Don Pack — The Man Behind the Counter

Don Pack — The Man Behind the Counter

I knew Don Pack when I was a teenager in the 60s. I took guitar lessons in his store back when Dellview Music was one of the few places in San Antonio where a kid could walk in, smell the wood, hear a chord ring out, and feel like music might actually be possible. Don was already the steady hand behind the counter — calm, patient, and completely uninterested in showing off.

In 2014, when he was about 80 years old, he repaired my steel guitar. He didn’t hesitate. He didn’t act like age had slowed him down. He just took the guitar, fixed what needed fixing, and handed it back like it was the most ordinary thing in the world. His prices were still low — as low as the big discount houses — because Don never believed music should be expensive.

That was his way. Quiet competence. No drama. No ego.

The Doug Sahm Moment

It was in Don Pack’s store that I met Doug Sahm, long before he got famous. Before the Sir Douglas Quintet. Before the legend. He was just another young musician passing through, and Don treated him the same way he treated everyone else — with respect, curiosity, and a kind of quiet encouragement that didn’t need words.

Dellview Music was that kind of place. A crossroads. A little hub where the famous and the unknown stood on the same floor and nobody acted like it was unusual.

Why Don Pack Belongs in “Undefamed, Forgotten, Worth Remembering”
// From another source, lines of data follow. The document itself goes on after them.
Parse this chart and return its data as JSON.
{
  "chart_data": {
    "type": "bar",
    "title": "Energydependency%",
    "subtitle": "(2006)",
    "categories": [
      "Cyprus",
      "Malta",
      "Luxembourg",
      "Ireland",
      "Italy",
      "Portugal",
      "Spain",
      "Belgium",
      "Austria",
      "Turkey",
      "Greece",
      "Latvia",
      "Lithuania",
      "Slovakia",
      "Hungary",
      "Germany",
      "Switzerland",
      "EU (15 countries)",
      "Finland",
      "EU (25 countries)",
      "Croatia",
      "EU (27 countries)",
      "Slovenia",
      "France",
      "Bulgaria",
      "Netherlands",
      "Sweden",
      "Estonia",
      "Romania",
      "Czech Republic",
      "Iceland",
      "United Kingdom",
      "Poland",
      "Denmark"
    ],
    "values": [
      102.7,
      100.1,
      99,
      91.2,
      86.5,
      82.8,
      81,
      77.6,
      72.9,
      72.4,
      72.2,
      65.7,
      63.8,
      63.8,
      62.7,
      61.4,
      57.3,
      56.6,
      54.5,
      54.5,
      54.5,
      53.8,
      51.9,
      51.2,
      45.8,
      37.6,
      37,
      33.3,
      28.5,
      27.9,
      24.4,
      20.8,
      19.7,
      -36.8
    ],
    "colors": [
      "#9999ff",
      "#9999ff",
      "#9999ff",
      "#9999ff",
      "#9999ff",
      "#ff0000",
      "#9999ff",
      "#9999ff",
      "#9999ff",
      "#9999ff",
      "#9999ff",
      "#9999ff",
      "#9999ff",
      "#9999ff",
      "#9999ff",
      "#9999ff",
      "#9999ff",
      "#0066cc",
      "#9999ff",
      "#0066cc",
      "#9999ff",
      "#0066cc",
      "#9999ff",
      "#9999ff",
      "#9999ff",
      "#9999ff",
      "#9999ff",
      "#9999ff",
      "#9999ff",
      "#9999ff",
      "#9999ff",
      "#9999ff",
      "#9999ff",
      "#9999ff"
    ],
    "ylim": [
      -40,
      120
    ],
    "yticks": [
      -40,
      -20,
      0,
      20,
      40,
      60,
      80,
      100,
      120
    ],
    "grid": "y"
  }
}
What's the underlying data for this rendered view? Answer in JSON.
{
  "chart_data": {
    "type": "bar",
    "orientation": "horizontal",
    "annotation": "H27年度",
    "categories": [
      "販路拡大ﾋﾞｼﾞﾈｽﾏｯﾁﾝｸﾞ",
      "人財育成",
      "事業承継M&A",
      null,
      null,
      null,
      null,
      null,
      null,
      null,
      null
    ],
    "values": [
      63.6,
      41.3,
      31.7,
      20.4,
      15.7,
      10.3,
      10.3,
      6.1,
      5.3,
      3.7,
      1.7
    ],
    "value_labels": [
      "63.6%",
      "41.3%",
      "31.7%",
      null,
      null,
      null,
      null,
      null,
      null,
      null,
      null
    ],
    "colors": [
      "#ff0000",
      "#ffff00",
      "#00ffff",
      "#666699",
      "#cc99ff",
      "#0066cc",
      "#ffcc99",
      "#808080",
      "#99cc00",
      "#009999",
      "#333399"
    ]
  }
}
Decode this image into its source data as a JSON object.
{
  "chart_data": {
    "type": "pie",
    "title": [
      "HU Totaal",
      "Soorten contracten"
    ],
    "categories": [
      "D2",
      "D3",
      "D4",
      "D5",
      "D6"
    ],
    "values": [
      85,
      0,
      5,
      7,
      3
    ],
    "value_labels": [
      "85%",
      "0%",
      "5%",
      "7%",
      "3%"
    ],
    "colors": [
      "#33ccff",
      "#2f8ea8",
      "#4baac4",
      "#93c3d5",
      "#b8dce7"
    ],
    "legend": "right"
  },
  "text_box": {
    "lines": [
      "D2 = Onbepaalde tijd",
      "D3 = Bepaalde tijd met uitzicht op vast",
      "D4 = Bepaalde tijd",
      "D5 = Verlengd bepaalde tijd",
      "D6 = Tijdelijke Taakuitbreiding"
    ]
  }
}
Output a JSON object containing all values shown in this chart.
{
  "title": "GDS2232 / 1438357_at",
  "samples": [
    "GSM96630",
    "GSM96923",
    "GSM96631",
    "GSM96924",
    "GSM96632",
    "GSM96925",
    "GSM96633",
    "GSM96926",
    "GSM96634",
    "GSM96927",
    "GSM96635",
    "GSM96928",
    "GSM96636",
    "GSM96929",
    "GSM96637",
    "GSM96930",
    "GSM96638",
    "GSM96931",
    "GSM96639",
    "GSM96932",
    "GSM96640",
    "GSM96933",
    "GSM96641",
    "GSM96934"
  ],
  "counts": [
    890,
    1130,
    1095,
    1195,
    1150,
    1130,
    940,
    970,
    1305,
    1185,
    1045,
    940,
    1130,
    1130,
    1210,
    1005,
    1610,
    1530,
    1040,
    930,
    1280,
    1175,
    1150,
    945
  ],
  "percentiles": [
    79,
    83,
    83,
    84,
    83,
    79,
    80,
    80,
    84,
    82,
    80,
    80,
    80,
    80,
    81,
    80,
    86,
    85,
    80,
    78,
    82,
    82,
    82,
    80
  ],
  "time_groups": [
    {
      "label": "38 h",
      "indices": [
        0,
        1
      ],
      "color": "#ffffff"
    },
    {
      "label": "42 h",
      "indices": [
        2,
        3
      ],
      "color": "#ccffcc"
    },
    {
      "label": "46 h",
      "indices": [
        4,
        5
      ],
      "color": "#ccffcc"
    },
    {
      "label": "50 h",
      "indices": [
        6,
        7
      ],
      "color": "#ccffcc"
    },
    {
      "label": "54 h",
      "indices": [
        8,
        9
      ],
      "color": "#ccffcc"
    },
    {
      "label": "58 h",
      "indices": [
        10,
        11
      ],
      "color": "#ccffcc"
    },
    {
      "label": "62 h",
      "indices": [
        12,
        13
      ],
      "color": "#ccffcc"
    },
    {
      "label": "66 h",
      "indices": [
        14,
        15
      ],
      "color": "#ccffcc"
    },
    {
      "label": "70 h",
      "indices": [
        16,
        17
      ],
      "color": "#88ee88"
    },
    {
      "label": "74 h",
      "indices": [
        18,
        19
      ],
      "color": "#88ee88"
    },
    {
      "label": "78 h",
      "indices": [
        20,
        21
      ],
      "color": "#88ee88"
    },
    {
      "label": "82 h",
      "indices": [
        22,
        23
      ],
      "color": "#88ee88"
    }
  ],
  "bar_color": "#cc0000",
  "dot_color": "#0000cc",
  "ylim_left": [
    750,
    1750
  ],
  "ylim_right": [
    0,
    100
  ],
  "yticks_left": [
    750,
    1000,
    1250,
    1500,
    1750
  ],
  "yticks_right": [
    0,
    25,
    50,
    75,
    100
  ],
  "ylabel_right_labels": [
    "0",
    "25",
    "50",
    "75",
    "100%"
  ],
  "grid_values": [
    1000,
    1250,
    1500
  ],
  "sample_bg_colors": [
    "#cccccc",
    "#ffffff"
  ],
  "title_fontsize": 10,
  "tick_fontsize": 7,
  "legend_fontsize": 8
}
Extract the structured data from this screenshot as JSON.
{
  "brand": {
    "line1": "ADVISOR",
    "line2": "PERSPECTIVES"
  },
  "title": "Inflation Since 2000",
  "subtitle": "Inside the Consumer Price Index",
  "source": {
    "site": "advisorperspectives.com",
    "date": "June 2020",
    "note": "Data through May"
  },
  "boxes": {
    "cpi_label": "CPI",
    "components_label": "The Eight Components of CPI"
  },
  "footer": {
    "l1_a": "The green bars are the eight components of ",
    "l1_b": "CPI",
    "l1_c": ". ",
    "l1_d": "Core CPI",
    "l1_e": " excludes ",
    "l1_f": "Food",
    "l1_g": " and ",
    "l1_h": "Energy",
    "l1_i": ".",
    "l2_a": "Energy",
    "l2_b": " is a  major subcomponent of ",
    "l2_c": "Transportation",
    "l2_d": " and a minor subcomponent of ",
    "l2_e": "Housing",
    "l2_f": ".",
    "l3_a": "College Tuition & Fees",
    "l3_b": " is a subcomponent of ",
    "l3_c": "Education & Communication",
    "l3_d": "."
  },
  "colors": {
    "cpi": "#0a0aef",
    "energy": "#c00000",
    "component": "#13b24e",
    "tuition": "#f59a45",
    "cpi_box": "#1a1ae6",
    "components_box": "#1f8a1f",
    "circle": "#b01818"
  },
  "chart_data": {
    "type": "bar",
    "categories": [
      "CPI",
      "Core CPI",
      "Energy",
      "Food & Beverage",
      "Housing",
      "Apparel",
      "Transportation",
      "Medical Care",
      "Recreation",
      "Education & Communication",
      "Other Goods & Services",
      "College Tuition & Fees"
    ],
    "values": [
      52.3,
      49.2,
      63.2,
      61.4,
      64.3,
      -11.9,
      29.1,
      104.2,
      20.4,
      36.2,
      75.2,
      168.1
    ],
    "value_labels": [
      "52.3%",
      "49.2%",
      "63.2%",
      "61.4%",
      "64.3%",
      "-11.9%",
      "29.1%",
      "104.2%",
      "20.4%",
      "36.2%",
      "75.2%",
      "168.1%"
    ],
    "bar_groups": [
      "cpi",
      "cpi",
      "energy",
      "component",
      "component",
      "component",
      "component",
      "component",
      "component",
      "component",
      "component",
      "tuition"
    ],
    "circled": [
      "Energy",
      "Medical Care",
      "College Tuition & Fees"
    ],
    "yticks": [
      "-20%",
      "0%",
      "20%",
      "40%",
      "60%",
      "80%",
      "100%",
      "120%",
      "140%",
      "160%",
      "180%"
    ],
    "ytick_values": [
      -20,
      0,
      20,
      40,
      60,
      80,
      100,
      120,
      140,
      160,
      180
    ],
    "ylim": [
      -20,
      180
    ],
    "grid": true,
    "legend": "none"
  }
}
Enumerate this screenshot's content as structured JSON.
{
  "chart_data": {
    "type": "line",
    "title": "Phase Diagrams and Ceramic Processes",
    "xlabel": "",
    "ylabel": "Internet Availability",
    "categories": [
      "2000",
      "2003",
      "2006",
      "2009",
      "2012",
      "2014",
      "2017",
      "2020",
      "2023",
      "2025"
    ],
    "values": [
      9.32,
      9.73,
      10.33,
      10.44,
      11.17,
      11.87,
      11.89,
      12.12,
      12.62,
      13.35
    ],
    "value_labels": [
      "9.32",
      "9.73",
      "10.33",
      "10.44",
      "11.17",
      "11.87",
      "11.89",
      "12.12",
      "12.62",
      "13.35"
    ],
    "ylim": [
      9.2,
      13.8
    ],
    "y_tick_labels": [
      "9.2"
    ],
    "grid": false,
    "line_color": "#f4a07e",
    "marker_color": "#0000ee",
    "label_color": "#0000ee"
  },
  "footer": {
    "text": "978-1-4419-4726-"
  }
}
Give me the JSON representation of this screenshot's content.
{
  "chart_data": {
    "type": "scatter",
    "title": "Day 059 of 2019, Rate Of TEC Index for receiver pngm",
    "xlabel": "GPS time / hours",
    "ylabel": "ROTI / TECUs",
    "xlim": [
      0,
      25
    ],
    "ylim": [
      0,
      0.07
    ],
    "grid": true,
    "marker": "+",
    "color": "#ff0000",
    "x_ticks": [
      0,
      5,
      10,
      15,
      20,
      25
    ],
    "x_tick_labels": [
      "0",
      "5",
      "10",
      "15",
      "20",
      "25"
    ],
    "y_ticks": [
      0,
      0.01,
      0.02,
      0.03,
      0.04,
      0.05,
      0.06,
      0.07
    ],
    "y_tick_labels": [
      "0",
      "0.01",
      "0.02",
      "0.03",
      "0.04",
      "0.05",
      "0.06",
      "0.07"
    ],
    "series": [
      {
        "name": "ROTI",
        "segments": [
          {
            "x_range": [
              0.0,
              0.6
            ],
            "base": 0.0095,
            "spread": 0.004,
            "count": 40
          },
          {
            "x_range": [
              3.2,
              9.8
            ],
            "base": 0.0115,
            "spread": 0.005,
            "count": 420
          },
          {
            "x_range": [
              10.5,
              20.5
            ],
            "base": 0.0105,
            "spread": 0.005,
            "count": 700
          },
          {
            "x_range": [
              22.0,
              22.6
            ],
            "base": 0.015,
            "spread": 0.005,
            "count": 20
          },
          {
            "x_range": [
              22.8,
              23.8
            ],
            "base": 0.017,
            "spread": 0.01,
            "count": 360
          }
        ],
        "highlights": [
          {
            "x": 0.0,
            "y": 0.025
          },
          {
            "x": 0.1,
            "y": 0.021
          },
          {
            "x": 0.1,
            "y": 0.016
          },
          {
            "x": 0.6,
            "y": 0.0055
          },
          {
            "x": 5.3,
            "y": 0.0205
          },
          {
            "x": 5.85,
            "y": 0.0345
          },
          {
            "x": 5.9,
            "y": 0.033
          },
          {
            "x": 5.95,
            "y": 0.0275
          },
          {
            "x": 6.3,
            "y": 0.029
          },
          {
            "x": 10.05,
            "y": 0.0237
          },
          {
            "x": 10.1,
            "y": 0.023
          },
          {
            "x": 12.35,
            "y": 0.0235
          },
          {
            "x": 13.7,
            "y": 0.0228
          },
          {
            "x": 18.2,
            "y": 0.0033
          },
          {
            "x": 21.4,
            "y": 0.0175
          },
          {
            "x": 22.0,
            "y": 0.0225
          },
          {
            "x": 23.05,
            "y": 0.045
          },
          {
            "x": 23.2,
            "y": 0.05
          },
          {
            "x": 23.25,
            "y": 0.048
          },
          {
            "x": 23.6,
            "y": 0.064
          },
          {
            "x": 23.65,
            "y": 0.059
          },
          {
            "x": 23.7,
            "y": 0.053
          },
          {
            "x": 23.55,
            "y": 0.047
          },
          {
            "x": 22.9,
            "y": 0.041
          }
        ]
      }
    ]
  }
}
Don Pack is exactly the kind of man history forgets and communities remember:

  • A steel player who didn’t chase fame
  • A store owner who kept prices low because he cared more about music than money
  • A craftsman who kept working into his eighties
  • A witness to the rise of Texas legends
  • A quiet pillar in a loud world

He didn’t build a brand. He built a place where other people found theirs.